Armageddon

Rating:

Dumb Disaster Flick

Main Cast: Bruce Willis, Ben Affleck, Liv Tyler, Billy Bob Thornton
Director: Michael Bay

Plot Summary: A giant meteor menaces Earth, but a ragtag group of drillers is sent into space to plant a bomb and save humanity. Unfortunately, they planted a bomb.

When did “Doomsday Asteroid Disaster” become a movie genre? Global warming, horrific weather and violence weren’t enough to keep everyone’s interest? This formulaic plot has its third entry in Armageddon, which is a great number for a brainless movie. Meteor and Deep Impact outclass Armageddon, which has to say something about studios, Michael Bay and the American public.

The film manages to do one thing consistently well as it is one of the loudest movies I have seen recently. The cast continuously shouts at the sky, machinery, and each other. Bay, the production team and screenwriters apparently believe the wall of sound will fill the gaping plot holes, but they only diminish the viewing experience more.

Armageddon’s plot is familiar to any space opera or action buff. A space shuttle is destroyed way up in orbit, signaling that something bad this way comes. That something is an asteroid which is going to make a hell of a bigger mess than your average space debris harmlessly splashing into the Indian Ocean. With every astronomer on Earth, even the ones who got a nifty telescope for their birthday, apparently napping, NASA has to scramble for an answer to save humanity. A decision is finally reached to nuke the asteroid, but for unfathomable reasons, the weapon can’t be fired at the big rock. Instead, this movie’s thin plot device requires that the bomb is placed within a hole inside the asteroid.

With the NASA rock-drilling organization never formed, the agency finds Harry Stamper, a deep-ocean driller played gruffly by Bruce Willis. Harry takes the job with the condition that his motley crew joins the space jaunt to do properly do the job, since saving humanity isn’t enough of an incentive, and it’s better to train five non astronauts for space flight rather than one. Silly plot device number two surfaces when NASA agrees to let AJ (Ben Affleck) and Harry’s daughter, Grace (Liv Tyler) to join the mission. While stating the obvious to anyone who has watched a Bay bad film, the two are lovers, but bring beefcake and cheesecake to the mission that needs a plot and character development.

Scenery chewer Billy Bob Thornton runs the operation from Earth, but even his performance can’t save this abysmal movie with its trite plot elements and faux conflict.

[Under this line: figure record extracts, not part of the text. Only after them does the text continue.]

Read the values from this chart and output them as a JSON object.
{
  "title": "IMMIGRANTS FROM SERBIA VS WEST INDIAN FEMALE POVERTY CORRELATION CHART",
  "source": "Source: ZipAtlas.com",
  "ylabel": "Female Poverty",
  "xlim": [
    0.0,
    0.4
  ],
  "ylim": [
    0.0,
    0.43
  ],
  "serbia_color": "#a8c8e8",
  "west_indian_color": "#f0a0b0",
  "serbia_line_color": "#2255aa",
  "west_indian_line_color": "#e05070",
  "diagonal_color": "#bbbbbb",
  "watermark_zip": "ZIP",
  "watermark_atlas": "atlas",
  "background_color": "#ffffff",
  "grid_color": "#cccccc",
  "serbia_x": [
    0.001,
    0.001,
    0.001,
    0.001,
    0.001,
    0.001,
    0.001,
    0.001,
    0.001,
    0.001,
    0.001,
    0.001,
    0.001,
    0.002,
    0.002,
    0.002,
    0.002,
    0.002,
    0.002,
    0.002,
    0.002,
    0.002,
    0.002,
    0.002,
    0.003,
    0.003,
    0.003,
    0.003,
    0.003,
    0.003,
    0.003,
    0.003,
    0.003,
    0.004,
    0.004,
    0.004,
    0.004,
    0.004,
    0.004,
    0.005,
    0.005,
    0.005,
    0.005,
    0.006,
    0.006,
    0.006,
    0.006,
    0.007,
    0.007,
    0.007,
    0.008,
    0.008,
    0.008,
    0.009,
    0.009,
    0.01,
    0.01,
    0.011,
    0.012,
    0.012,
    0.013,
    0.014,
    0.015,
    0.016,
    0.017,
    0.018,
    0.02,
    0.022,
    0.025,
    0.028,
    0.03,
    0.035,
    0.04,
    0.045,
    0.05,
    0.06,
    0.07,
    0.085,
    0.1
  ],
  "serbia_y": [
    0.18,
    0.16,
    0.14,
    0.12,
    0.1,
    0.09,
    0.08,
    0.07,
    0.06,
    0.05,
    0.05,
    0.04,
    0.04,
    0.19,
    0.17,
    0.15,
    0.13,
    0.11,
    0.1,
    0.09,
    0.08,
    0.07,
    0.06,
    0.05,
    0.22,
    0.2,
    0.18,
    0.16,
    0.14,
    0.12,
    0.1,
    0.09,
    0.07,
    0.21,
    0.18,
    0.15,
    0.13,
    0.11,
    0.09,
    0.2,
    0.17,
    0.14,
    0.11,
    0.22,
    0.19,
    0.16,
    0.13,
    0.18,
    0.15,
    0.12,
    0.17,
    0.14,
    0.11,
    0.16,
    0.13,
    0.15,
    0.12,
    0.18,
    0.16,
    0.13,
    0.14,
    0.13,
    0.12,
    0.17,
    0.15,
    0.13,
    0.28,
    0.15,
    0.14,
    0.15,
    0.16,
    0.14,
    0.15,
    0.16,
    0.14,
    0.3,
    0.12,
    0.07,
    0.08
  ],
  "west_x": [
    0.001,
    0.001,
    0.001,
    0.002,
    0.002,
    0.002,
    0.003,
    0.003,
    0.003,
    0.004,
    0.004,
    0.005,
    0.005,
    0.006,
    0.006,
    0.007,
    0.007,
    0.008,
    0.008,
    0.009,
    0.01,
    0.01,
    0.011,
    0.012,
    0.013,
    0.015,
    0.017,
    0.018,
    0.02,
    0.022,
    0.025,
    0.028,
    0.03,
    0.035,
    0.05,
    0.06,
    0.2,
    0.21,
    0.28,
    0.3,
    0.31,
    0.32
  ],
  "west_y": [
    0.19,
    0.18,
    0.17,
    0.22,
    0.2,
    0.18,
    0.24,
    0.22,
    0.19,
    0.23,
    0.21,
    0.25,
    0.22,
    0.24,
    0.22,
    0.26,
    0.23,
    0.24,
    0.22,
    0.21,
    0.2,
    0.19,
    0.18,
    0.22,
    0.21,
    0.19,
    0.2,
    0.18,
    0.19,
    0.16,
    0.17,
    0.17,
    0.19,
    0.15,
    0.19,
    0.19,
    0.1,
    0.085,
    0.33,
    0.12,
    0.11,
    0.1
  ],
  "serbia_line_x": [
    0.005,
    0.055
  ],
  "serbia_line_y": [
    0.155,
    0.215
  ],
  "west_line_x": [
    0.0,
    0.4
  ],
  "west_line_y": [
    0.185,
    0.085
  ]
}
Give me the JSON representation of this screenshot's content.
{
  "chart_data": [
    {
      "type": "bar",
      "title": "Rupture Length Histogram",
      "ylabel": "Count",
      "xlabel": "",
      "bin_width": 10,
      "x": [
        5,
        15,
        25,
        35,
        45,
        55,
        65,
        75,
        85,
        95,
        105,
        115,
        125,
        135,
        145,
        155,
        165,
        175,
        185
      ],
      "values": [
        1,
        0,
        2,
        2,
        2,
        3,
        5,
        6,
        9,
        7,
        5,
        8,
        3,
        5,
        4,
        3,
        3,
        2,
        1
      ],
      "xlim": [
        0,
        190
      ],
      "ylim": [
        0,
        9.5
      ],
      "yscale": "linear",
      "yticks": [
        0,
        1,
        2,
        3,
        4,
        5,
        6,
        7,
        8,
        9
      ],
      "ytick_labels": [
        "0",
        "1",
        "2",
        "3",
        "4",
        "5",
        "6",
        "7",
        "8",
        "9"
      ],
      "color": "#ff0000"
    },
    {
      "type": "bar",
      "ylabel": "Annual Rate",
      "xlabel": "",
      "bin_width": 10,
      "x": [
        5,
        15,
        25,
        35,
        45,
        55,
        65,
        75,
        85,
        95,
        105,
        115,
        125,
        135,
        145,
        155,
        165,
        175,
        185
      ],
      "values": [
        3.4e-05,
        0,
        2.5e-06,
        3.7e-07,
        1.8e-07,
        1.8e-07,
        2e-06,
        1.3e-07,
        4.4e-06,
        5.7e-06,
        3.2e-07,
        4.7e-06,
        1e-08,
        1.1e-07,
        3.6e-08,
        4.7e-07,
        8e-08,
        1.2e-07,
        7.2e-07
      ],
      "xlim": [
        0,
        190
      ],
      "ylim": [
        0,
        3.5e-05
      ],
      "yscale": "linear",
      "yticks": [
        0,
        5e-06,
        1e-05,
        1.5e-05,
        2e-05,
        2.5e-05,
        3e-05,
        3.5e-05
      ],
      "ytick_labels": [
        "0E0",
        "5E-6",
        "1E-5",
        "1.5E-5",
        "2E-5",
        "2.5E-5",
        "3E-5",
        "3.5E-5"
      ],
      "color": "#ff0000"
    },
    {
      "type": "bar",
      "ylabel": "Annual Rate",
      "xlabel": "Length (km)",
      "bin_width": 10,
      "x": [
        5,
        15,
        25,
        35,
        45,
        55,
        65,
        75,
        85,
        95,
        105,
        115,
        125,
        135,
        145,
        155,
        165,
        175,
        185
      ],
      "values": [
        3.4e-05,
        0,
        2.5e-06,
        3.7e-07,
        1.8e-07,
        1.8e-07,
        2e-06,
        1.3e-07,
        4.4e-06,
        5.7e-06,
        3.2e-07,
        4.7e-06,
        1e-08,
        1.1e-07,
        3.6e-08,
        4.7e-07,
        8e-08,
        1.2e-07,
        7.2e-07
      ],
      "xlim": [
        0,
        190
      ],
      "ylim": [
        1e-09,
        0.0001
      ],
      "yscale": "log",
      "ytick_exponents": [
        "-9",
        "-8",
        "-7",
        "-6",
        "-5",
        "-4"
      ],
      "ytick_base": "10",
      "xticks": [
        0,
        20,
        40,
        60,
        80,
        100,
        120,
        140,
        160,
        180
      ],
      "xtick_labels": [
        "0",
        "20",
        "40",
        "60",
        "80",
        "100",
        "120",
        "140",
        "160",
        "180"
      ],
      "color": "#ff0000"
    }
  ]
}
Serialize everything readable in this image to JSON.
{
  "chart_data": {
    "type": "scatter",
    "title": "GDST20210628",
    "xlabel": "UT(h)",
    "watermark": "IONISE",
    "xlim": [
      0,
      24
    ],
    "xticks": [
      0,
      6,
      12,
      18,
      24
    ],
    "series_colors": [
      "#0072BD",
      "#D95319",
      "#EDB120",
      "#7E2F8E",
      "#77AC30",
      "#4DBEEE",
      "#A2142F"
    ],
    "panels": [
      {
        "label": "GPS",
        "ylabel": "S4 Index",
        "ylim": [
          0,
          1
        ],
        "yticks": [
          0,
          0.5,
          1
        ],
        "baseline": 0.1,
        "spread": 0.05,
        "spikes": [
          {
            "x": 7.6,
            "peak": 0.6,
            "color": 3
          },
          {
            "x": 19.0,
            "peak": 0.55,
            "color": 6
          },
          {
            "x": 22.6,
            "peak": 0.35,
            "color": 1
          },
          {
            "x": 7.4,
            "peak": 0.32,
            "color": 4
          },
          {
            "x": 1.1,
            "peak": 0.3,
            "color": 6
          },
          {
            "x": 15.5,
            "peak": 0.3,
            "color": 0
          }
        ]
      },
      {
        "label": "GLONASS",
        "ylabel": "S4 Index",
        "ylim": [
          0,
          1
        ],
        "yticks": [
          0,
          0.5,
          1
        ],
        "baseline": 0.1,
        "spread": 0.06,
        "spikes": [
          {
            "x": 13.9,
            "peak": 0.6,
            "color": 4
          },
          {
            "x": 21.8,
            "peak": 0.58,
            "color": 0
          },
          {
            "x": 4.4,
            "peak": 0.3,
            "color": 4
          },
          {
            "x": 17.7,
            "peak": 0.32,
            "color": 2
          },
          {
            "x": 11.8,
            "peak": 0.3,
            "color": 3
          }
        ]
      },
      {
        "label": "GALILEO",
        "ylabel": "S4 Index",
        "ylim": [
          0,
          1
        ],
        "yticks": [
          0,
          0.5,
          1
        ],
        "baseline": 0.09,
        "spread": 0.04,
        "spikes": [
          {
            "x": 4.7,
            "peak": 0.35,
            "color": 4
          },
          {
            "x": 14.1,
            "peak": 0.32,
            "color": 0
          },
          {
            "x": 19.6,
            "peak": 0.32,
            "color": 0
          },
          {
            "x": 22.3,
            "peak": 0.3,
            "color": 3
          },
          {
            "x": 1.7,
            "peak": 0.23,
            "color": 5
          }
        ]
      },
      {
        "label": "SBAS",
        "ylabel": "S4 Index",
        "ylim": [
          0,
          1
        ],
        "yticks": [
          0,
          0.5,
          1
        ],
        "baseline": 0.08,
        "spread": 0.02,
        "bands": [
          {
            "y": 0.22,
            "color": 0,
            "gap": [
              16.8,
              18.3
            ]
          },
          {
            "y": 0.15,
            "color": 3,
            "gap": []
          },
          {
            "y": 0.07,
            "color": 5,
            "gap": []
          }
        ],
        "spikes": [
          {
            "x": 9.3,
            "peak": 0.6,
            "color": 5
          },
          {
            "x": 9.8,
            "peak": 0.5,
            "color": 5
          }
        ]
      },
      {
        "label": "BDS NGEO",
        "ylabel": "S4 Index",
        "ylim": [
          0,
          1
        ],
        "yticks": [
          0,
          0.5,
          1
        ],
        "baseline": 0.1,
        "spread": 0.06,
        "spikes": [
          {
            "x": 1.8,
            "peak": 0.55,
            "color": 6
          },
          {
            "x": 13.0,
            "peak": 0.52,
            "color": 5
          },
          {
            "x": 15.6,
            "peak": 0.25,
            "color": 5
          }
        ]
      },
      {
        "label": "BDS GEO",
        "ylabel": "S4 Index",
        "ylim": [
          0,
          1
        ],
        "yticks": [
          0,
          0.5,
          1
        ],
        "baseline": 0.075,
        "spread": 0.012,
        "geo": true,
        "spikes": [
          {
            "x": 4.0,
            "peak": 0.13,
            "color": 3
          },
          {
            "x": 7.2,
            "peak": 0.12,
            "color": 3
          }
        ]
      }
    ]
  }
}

Cardboard characters, worn cliches and a tired plot rob Armageddon of everything but some pretty colors and loud music to go along with the shouted dialogue. If the new “Asteroid Killing Earth” genre is in your future viewing plans, hold your nose and check out Deep Impact instead. Neither is especially good, but you get Robert Duvall and Morgan Freeman saving the Earth instead of Bruce Willis and Billy Bob Thornton. That is a trade I’m willing to take if someone makes me watch one of the two.